Все открытия охоты похожи на театральный спектакль, который идет из сезона в сезон. Декорации те же, почти тот же актерский состав. Вот и нынче: костер, булькающее варево в двухведерном казане, ночные посиделки и последующая холодрыга в намертво остывшей палатке...
Театральная драма
Утро ждешь, как дембель, как встречу с любимой девушкой, как освобождение из тюрьмы. И вот оно, долгожданное, вымученное. В тёмной синеве неба распахнулись красно-бархатистые створки утреннего занавеса, в наших душах музыканты берут первые аккорды оптимистичного драйва.
Выбираешься на сцену, а там – бац! – зрители-то не пришли!
Всё, что летало намедни, что темными точками двигалось по зеркальной глади озера, щедро залитого солнцем, что обещало скорую добычу, – нет ничего. Птица ушла, затаилась в камышах, растворилась, улетела в поля.

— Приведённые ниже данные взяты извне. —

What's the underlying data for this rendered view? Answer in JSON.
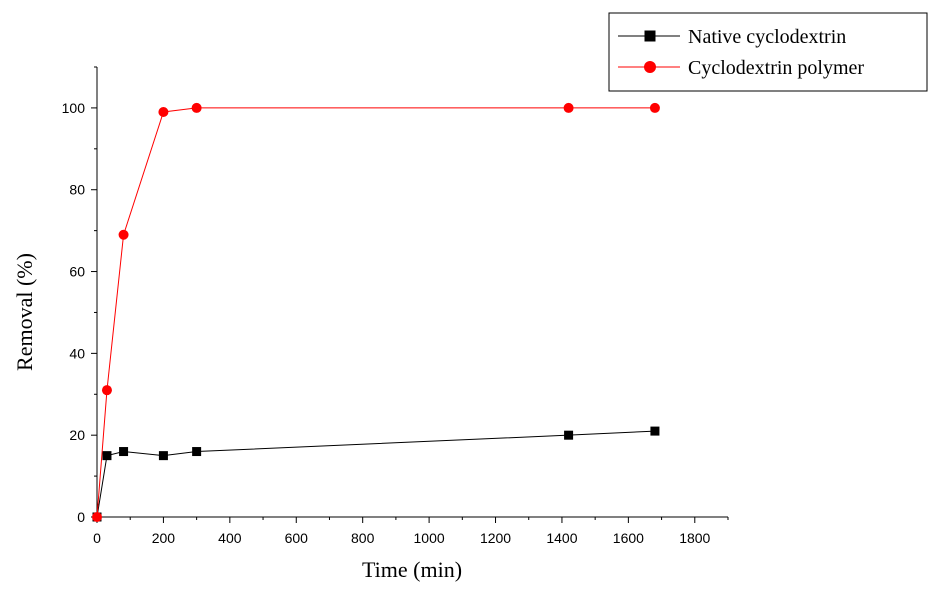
{
  "chart_data": {
    "type": "line",
    "title": "",
    "xlabel": "Time (min)",
    "ylabel": "Removal (%)",
    "xlim": [
      0,
      1900
    ],
    "ylim": [
      0,
      110
    ],
    "xticks": [
      0,
      200,
      400,
      600,
      800,
      1000,
      1200,
      1400,
      1600,
      1800
    ],
    "yticks": [
      0,
      20,
      40,
      60,
      80,
      100
    ],
    "grid": false,
    "legend_position": "top-right",
    "series": [
      {
        "name": "Native cyclodextrin",
        "color": "#000000",
        "marker": "square",
        "x": [
          0,
          30,
          80,
          200,
          300,
          1420,
          1680
        ],
        "y": [
          0,
          15,
          16,
          15,
          16,
          20,
          21
        ]
      },
      {
        "name": "Cyclodextrin polymer",
        "color": "#ff0000",
        "marker": "circle",
        "x": [
          0,
          30,
          80,
          200,
          300,
          1420,
          1680
        ],
        "y": [
          0,
          31,
          69,
          99,
          100,
          100,
          100
        ]
      }
    ]
  }
}
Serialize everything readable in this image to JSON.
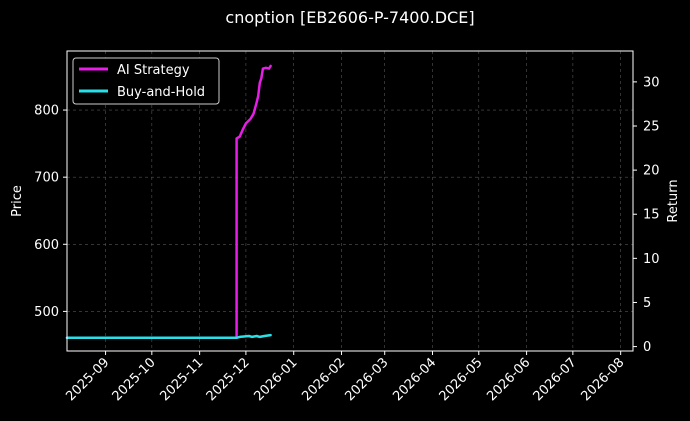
{
  "chart_data": {
    "type": "line",
    "title": "cnoption [EB2606-P-7400.DCE]",
    "ylabel": "Price",
    "y2label": "Return",
    "ylim": [
      441,
      888
    ],
    "y2lim": [
      -0.5,
      33.5
    ],
    "yticks": [
      500,
      600,
      700,
      800
    ],
    "y2ticks": [
      0,
      5,
      10,
      15,
      20,
      25,
      30
    ],
    "xlim": [
      "2025-08-07",
      "2026-08-09"
    ],
    "xticks": [
      "2025-09",
      "2025-10",
      "2025-11",
      "2025-12",
      "2026-01",
      "2026-02",
      "2026-03",
      "2026-04",
      "2026-05",
      "2026-06",
      "2026-07",
      "2026-08"
    ],
    "grid": true,
    "legend": "top-left",
    "colors": {
      "background": "#000000",
      "text": "#ffffff",
      "grid": "#555555",
      "ai": "#e61ee6",
      "bh": "#28e0e8"
    },
    "series": [
      {
        "name": "AI Strategy",
        "axis": "right",
        "color": "#e61ee6",
        "points": [
          [
            "2025-08-07",
            1.0
          ],
          [
            "2025-11-25",
            1.0
          ],
          [
            "2025-11-25",
            23.6
          ],
          [
            "2025-11-27",
            23.8
          ],
          [
            "2025-11-29",
            24.6
          ],
          [
            "2025-12-01",
            25.3
          ],
          [
            "2025-12-04",
            25.8
          ],
          [
            "2025-12-06",
            26.4
          ],
          [
            "2025-12-08",
            27.7
          ],
          [
            "2025-12-09",
            28.4
          ],
          [
            "2025-12-10",
            29.9
          ],
          [
            "2025-12-11",
            30.4
          ],
          [
            "2025-12-12",
            31.5
          ],
          [
            "2025-12-14",
            31.6
          ],
          [
            "2025-12-16",
            31.5
          ],
          [
            "2025-12-17",
            31.8
          ]
        ]
      },
      {
        "name": "Buy-and-Hold",
        "axis": "right",
        "color": "#28e0e8",
        "points": [
          [
            "2025-08-07",
            1.0
          ],
          [
            "2025-11-25",
            1.0
          ],
          [
            "2025-11-27",
            1.1
          ],
          [
            "2025-12-03",
            1.2
          ],
          [
            "2025-12-05",
            1.1
          ],
          [
            "2025-12-08",
            1.2
          ],
          [
            "2025-12-10",
            1.1
          ],
          [
            "2025-12-13",
            1.2
          ],
          [
            "2025-12-17",
            1.3
          ]
        ]
      }
    ]
  }
}
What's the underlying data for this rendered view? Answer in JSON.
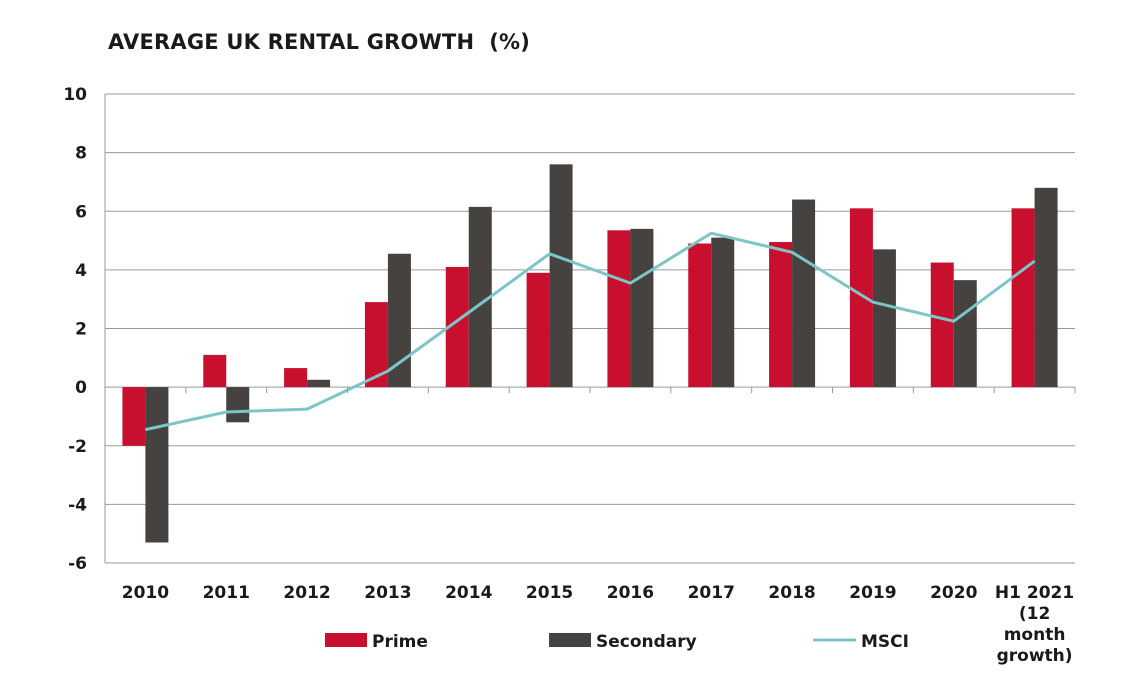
{
  "chart_data": {
    "type": "bar",
    "title": "AVERAGE UK RENTAL GROWTH  (%)",
    "categories": [
      "2010",
      "2011",
      "2012",
      "2013",
      "2014",
      "2015",
      "2016",
      "2017",
      "2018",
      "2019",
      "2020",
      "H1 2021 (12 month growth)"
    ],
    "category_lines": [
      [
        "2010"
      ],
      [
        "2011"
      ],
      [
        "2012"
      ],
      [
        "2013"
      ],
      [
        "2014"
      ],
      [
        "2015"
      ],
      [
        "2016"
      ],
      [
        "2017"
      ],
      [
        "2018"
      ],
      [
        "2019"
      ],
      [
        "2020"
      ],
      [
        "H1 2021",
        "(12",
        "month",
        "growth)"
      ]
    ],
    "series": [
      {
        "name": "Prime",
        "kind": "bar",
        "color": "#c8102e",
        "values": [
          -2.0,
          1.1,
          0.65,
          2.9,
          4.1,
          3.9,
          5.35,
          4.9,
          4.95,
          6.1,
          4.25,
          6.1
        ]
      },
      {
        "name": "Secondary",
        "kind": "bar",
        "color": "#454240",
        "values": [
          -5.3,
          -1.2,
          0.25,
          4.55,
          6.15,
          7.6,
          5.4,
          5.1,
          6.4,
          4.7,
          3.65,
          6.8
        ]
      },
      {
        "name": "MSCI",
        "kind": "line",
        "color": "#7cc6c8",
        "values": [
          -1.45,
          -0.85,
          -0.75,
          0.55,
          2.55,
          4.55,
          3.55,
          5.25,
          4.6,
          2.9,
          2.25,
          4.3
        ]
      }
    ],
    "ylim": [
      -6,
      10
    ],
    "yticks": [
      10,
      8,
      6,
      4,
      2,
      0,
      -2,
      -4,
      -6
    ],
    "grid": true,
    "legend": "bottom",
    "xlabel": "",
    "ylabel": ""
  }
}
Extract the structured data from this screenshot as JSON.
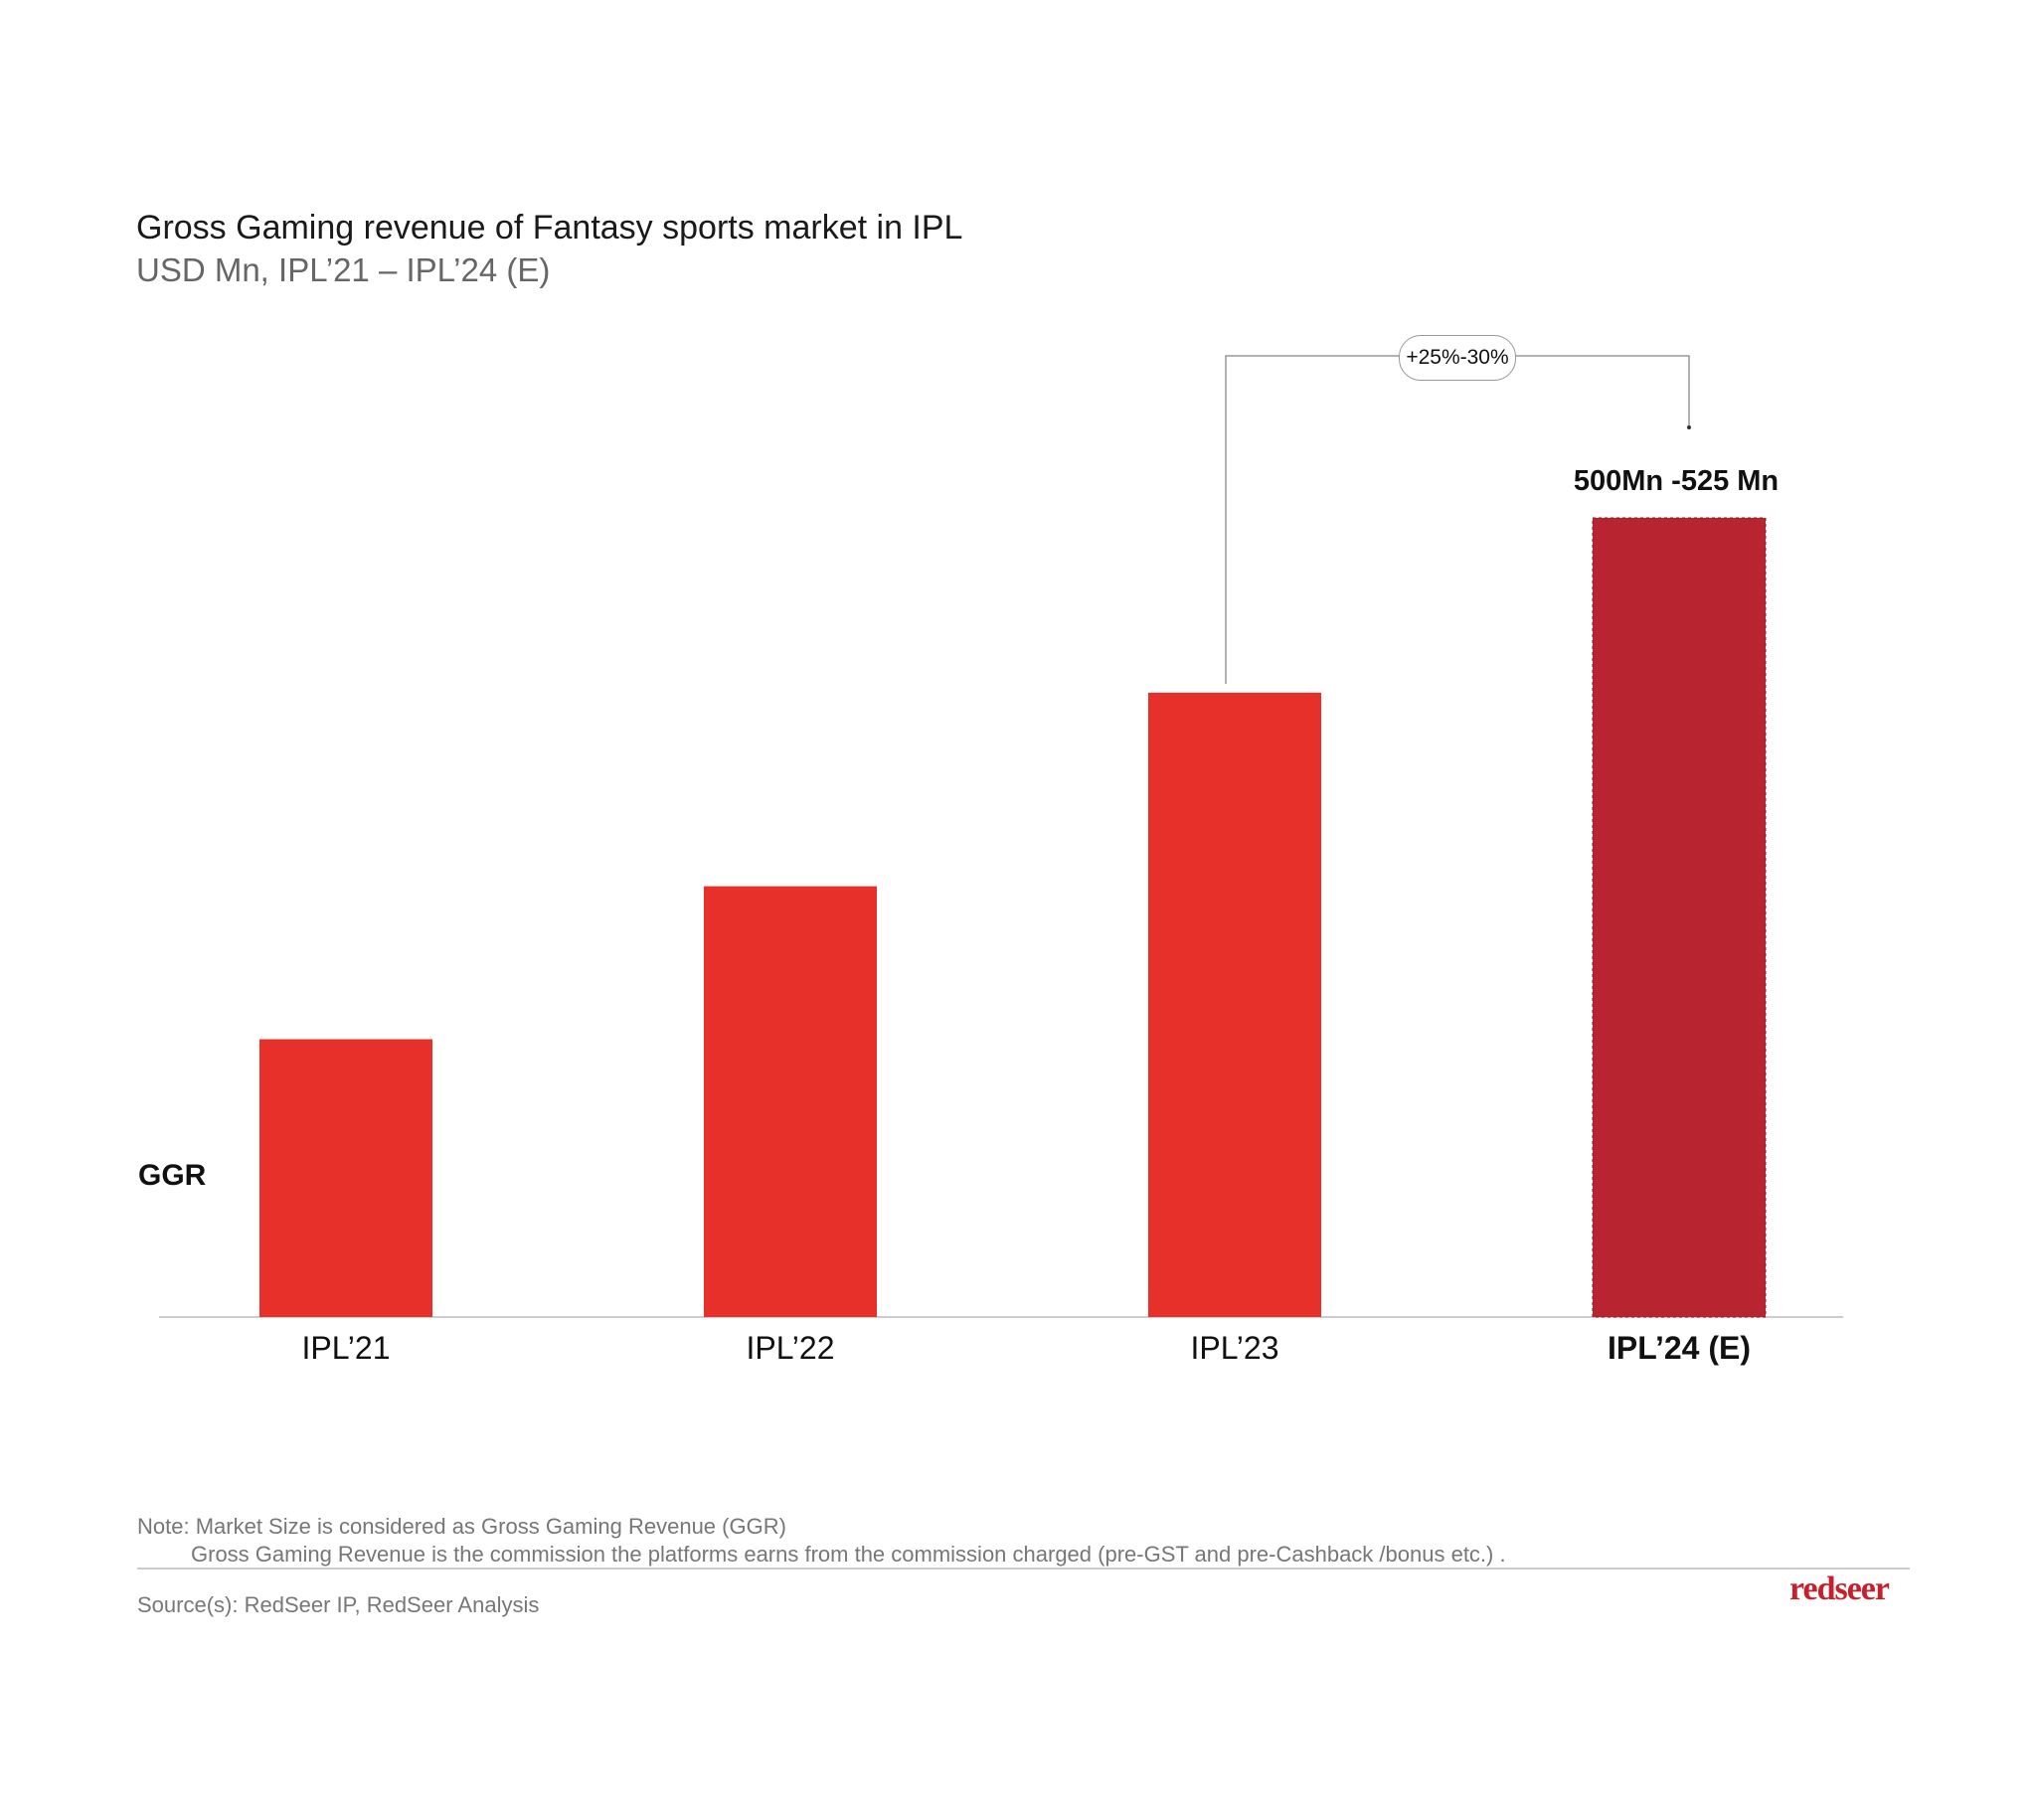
{
  "title": "Gross Gaming revenue of Fantasy sports market in IPL",
  "subtitle": "USD Mn, IPL’21 – IPL’24 (E)",
  "chart_data": {
    "type": "bar",
    "title": "Gross Gaming revenue of Fantasy sports market in IPL",
    "subtitle": "USD Mn, IPL’21 – IPL’24 (E)",
    "categories": [
      "IPL’21",
      "IPL’22",
      "IPL’23",
      "IPL’24 (E)"
    ],
    "series": [
      {
        "name": "GGR",
        "values": [
          178,
          276,
          400,
          512
        ]
      }
    ],
    "values_note": "Only IPL’24 (E) is labeled; other values estimated from bar heights",
    "data_labels": {
      "IPL’24 (E)": "500Mn -525 Mn"
    },
    "annotation": "+25%-30%",
    "row_label": "GGR",
    "xlabel": "",
    "ylabel": "",
    "ylim": [
      0,
      512
    ],
    "grid": false,
    "colors": {
      "actual": "#e8302b",
      "estimate": "#b8242f"
    }
  },
  "footer": {
    "note1": "Note: Market Size is considered as Gross Gaming Revenue (GGR)",
    "note2": "Gross Gaming Revenue is the commission the platforms earns from the commission charged (pre-GST and pre-Cashback /bonus etc.) .",
    "source": "Source(s): RedSeer IP, RedSeer Analysis",
    "logo": "redseer"
  }
}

Ладно, в запасе у нас еще вечер. Но осадочек остался...
Да по кочану!
Охотничий коллектив всегда сборный. Мы не виделись год, весенней охоты не было, поэтому дистанция ровным счетом от сентября до сентября. Кого-то за годы узнаёшь глубоко, кого-то шапочно. Контакты вне охоты сохраняются редко, тут сказывается разность возрастов и профессиональной занятости. Но единственное, что бросается в глаза на этих встречах – люди перестали кичиться своим достатком. Приехал ты на крутом внедорожнике или на бюджетной «Ладе», народу по фигу. На общем столе смешиваются воедино дорогие продукты и картошка из деревенского чугунка.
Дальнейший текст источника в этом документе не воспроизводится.